Professional Jeweler Archive: Small Is Beautiful

December 2002


Small Is Beautiful

Kabana's Plano, TX, store is a good example of limited space used well

The challenge is one you may have faced: How to design a store in a small space with enough showcases to properly merchandise jewelry without crowding.

For Keith Kovar, a principal of GRID/3 International, the well-known jewelry store design firm in New York City, this challenge represented the ninth time he’s gone to bat for Kabana, a manufacturer in Albuquerque, NM, that had previously branched out with retail boutiques in New Mexico, Colorado, Nevada, Alaska and Texas.

Kovar had 900 square feet in which to work; to add to his difficulties, the space was triangular. The designer capitalized on the quirk, creating a detail wall of imported Chinese slate tile installed diagonally. The wall is a backdrop for a burnished stainless steel Kabana sign.

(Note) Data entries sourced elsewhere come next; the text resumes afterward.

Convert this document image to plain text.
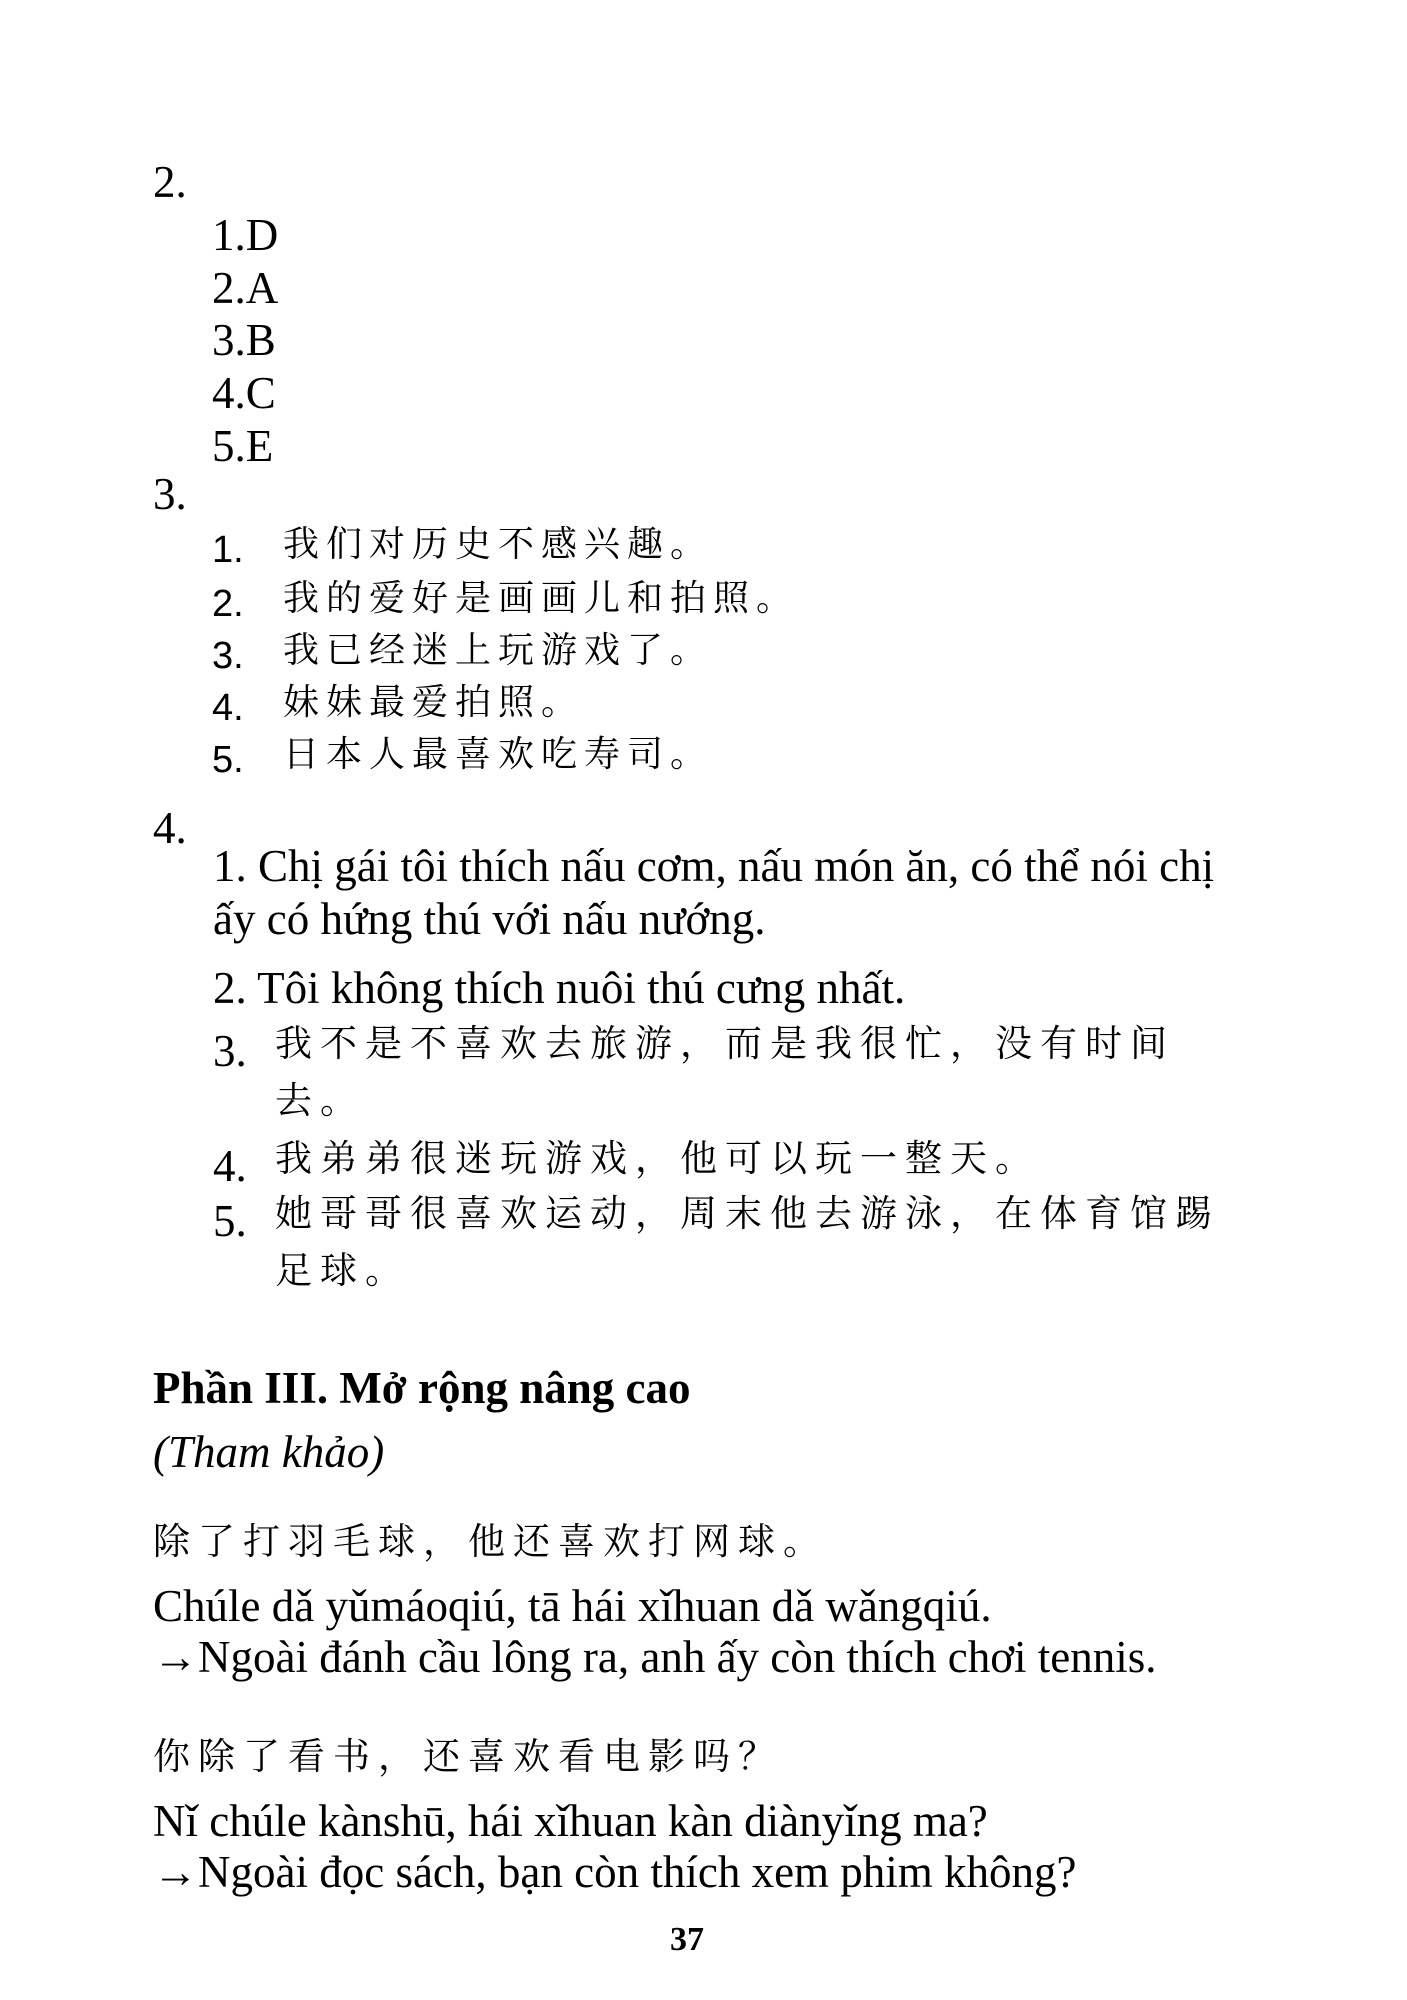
2.
1.D
2.A
3.B
4.C
5.E
3.
1. 我们对历史不感兴趣。
2. 我的爱好是画画儿和拍照。
3. 我已经迷上玩游戏了。
4. 妹妹最爱拍照。
5. 日本人最喜欢吃寿司。
4.
1. Chị gái tôi thích nấu cơm, nấu món ăn, có thể nói chị
ấy có hứng thú với nấu nướng.
2. Tôi không thích nuôi thú cưng nhất.
3. 我不是不喜欢去旅游，而是我很忙，没有时间
去。
4. 我弟弟很迷玩游戏，他可以玩一整天。
5. 她哥哥很喜欢运动，周末他去游泳，在体育馆踢
足球。
Phần III. Mở rộng nâng cao
(Tham khảo)
除了打羽毛球，他还喜欢打网球。
Chúle dǎ yǔmáoqiú, tā hái xǐhuan dǎ wǎngqiú.
→Ngoài đánh cầu lông ra, anh ấy còn thích chơi tennis.
你除了看书，还喜欢看电影吗？
Nǐ chúle kànshū, hái xǐhuan kàn diànyǐng ma?
→Ngoài đọc sách, bạn còn thích xem phim không?
37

Continuing with a geometric scheme, Kovar designed a series of light-colored ceiling drops, each aligned with the showcase directly below. The ceiling cutouts convey a feeling of openness and create a focal point above the central showcase island.

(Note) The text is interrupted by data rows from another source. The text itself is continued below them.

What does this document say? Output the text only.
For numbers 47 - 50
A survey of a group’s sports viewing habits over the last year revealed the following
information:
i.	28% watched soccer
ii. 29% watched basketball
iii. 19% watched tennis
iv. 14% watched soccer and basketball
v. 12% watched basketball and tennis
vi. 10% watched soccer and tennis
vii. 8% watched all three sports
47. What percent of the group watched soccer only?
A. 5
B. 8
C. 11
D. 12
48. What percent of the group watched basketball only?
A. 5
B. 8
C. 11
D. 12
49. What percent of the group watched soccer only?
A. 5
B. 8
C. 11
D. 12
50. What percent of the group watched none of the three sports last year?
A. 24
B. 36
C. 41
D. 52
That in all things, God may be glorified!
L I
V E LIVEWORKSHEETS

The showcases, built by Kabana’s own cabinet maker, represent 150 linear feet of space. They are furniture-quality and made from cherry and maple veneers. Kabana also made the wall panels for the store, which are maple trimmed with cherry. Kovar designed compact fluorescent wall sconces that blend with the design and complement the central overhead light.

The store, Kabana’s first in Texas, is located in The Shops of Willow Bend in Plano, a high-end development by Taubman Centers, the Michigan developer of pricey retail space. GRID/3’s design was carried out by McCaslin-Hill Construction, which used templates to align the ceiling and light fixtures with the showcases and then fit custom-cut carpet to the unusual showcase design.

– by Peggy Jo Donahue

Kabana’s new store in Plano, TX, features ceiling cutouts aligned with the showcases below. The design conveys a feeling of openness in a small space.
A detail wall of imported Chinese slate tile is the backdrop for the Kabana sign and highlights the highly geometric layout of the small space. Unobtrusive wall sconces increase the sense of spaciousness.